Norway’s Telenor has written off its entire $782m investment in Myanmar, where it has struggled with internet shutdowns, pressure on staff and deteriorating operating conditions since the country’s February military coup.
The telecoms group said on Tuesday it had fully impaired its Nkr6.5bn investment in the south-east Asian nation, where it was seen as a cornerstone foreign investor, as it reported a first-quarter loss. The write-off will serve as the latest blow to business confidence in Myanmar’s economy, where output has plummeted during three months of civil unrest.
“Due to the worsening of [the] economic and business environment outlook and a deteriorating security and human rights situation, we see limited prospects of improvement going forward,” the company said.
The impairment pushed Telenor into a quarterly net loss of Nkr3.9bn, compared to net income of Nkr698m kroner in the first quarter of 2020.
Telenor said it was experiencing an “irregular, uncertain, and deeply concerning situation” in Myanmar, and was focused on ensuring the safety of its employees, transparency, and its customers’ access to services.
Telenor, which operates one of Myanmar’s four main telecoms companies, has been hit by Min Aung Hlaing’s crackdown on communications and dissent since the military commander toppled Aung San Suu Kyi’s elected government after making ungrounded claims of election fraud.

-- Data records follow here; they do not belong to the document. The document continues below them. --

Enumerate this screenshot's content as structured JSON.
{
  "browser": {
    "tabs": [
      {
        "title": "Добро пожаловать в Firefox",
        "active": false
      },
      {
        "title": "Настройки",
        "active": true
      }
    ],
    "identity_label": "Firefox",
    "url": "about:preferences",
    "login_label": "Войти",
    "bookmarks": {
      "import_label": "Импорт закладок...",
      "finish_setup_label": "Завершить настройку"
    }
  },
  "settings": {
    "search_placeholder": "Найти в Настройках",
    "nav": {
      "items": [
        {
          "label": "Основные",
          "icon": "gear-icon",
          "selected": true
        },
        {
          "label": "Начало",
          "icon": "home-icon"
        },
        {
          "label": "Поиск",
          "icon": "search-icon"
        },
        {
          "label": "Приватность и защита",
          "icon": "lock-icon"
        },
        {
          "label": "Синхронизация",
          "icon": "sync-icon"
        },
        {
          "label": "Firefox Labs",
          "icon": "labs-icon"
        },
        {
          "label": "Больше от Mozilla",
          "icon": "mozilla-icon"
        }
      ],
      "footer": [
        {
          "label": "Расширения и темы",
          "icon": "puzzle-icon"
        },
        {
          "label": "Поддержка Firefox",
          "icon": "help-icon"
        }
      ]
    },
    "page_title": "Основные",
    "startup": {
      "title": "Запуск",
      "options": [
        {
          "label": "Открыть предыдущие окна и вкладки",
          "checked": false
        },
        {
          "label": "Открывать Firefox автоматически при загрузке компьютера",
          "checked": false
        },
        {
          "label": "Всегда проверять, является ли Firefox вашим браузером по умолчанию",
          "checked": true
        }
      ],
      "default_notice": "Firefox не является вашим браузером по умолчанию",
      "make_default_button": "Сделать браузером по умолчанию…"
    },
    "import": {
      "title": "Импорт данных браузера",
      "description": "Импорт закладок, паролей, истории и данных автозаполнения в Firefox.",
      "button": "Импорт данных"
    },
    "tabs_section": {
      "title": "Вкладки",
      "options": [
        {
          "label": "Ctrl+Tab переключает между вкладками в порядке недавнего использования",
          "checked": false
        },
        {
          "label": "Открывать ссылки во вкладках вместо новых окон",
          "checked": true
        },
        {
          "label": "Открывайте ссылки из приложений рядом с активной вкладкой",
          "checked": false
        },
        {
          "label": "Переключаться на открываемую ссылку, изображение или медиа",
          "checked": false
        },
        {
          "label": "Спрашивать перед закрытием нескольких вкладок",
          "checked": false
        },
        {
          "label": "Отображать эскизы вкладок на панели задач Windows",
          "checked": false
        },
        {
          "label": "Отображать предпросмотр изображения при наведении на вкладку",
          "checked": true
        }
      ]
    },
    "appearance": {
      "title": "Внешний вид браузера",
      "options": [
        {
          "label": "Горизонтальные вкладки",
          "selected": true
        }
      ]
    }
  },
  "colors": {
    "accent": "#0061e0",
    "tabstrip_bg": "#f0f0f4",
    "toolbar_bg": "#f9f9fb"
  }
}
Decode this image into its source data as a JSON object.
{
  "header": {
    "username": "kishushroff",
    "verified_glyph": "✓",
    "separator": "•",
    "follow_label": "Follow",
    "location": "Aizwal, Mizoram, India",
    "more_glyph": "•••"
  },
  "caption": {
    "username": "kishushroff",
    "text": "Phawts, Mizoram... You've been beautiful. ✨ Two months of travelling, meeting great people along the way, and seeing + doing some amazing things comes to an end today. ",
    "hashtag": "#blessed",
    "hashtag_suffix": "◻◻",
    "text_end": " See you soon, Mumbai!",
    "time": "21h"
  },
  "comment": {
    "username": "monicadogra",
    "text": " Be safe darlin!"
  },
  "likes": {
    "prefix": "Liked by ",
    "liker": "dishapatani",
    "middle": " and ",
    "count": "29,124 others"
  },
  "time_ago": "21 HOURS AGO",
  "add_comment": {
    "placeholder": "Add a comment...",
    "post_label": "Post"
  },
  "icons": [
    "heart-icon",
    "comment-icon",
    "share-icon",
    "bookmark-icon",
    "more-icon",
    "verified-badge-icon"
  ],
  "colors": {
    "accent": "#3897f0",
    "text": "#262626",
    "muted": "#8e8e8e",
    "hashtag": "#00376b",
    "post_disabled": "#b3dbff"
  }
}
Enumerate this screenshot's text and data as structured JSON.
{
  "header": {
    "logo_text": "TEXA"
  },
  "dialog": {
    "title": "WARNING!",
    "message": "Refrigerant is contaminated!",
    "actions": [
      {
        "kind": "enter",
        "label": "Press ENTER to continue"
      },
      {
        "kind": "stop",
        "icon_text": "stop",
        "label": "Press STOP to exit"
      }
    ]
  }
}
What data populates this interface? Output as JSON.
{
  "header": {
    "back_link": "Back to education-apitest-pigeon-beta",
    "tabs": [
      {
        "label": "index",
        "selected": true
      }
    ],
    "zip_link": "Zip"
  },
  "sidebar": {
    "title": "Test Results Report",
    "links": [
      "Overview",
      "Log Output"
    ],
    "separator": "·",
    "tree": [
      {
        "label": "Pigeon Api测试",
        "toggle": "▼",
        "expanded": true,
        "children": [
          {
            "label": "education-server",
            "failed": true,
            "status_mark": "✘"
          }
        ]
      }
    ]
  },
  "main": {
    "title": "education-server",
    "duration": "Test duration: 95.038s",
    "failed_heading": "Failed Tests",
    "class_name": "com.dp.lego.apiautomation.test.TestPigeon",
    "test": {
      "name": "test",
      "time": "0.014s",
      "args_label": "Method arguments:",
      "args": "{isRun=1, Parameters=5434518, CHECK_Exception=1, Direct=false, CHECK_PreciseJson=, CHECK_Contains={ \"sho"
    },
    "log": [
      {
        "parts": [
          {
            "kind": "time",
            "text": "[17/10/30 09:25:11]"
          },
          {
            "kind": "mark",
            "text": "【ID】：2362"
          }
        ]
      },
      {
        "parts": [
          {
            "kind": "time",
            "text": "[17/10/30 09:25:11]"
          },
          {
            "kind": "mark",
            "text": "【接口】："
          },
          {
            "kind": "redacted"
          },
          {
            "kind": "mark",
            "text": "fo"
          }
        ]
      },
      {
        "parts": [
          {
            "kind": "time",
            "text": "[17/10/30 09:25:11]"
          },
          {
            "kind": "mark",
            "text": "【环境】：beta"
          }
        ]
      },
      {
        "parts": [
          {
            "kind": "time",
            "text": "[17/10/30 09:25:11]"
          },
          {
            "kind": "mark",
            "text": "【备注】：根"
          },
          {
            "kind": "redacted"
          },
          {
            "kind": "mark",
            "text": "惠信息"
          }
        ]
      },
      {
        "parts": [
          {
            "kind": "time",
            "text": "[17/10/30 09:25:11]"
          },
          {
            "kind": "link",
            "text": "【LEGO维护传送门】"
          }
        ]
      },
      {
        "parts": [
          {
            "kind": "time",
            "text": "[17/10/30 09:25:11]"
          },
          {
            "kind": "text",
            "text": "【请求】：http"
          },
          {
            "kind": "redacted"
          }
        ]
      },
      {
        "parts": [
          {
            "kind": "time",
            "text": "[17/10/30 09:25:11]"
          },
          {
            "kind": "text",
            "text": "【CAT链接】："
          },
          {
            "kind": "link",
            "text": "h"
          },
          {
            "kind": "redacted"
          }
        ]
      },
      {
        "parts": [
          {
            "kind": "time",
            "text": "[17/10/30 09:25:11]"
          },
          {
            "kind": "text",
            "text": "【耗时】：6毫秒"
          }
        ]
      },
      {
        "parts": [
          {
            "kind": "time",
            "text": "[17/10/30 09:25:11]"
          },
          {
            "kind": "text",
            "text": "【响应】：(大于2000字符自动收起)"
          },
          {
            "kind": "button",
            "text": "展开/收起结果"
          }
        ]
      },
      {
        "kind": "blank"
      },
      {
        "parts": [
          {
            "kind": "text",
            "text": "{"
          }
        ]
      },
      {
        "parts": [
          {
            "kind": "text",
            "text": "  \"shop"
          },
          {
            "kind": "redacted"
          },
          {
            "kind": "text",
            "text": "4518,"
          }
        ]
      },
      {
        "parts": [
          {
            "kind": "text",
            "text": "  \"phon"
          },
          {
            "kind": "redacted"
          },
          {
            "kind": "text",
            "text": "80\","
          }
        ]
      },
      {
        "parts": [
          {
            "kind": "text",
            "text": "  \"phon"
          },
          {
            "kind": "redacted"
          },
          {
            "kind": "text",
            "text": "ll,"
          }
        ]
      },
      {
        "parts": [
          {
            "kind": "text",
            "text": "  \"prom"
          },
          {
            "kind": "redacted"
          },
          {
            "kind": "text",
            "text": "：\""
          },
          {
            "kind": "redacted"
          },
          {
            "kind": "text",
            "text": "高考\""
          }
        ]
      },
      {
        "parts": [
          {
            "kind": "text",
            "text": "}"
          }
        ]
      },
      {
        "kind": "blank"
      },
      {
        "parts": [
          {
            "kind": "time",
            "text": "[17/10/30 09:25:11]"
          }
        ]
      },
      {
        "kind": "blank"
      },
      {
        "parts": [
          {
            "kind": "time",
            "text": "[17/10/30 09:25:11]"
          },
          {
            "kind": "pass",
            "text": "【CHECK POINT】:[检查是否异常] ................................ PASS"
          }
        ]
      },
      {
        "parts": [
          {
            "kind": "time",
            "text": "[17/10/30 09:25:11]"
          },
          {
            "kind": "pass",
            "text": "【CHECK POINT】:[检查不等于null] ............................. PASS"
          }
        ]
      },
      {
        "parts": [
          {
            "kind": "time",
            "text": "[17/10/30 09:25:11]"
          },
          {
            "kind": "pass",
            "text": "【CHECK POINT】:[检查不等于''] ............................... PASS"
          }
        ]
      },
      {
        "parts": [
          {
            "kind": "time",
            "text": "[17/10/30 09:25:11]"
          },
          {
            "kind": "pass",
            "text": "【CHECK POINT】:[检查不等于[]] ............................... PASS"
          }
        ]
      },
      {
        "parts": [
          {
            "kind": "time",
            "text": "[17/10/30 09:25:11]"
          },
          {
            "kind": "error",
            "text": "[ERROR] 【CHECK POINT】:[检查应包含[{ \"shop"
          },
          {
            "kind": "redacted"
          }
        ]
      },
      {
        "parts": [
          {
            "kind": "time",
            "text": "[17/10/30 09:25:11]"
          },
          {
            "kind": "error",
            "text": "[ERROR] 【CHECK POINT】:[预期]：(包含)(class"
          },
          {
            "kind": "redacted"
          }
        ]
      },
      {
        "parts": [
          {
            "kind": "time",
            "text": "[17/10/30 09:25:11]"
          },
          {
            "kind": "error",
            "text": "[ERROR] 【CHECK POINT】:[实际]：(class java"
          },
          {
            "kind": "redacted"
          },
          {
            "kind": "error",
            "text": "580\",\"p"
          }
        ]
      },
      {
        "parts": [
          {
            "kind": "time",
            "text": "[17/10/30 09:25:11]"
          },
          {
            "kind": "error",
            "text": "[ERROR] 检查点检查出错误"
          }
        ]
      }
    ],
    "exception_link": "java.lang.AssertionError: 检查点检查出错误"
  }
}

The junta first ordered Telenor and other telcos to block popular social media sites such as Facebook, then ordered them to shut off internet services every night, before making them cut off most remaining mobile and wireless internet communications.
Since the coup, regime troops have killed 766 people and jailed more than 3,600, according to the Assistance Association of Political Prisoners, a human rights group.
The unrest has put Telenor, which is majority-owned by the Norwegian state, in an uncomfortable position at a time when anti-coup campaigners are calling for companies to withhold payments or investments that might benefit the Myanmar regime. Telenor in March said it would pay Myanmar’s state telecoms regulator its annual licence fee but registered what it called a “strong protest” against the regime’s crackdowns on mobile internet, the rule of law and human rights.
Since the coup, Japanese brewer Kirin and South Korean shipbuilder Posco have announced they are quitting joint ventures with military-backed partners in Myanmar. Total and Chevron, investors in the country’s main gasfield, have rejected campaigners’ calls to withhold tax payments to the junta, which they say would break the law and put local staff in danger.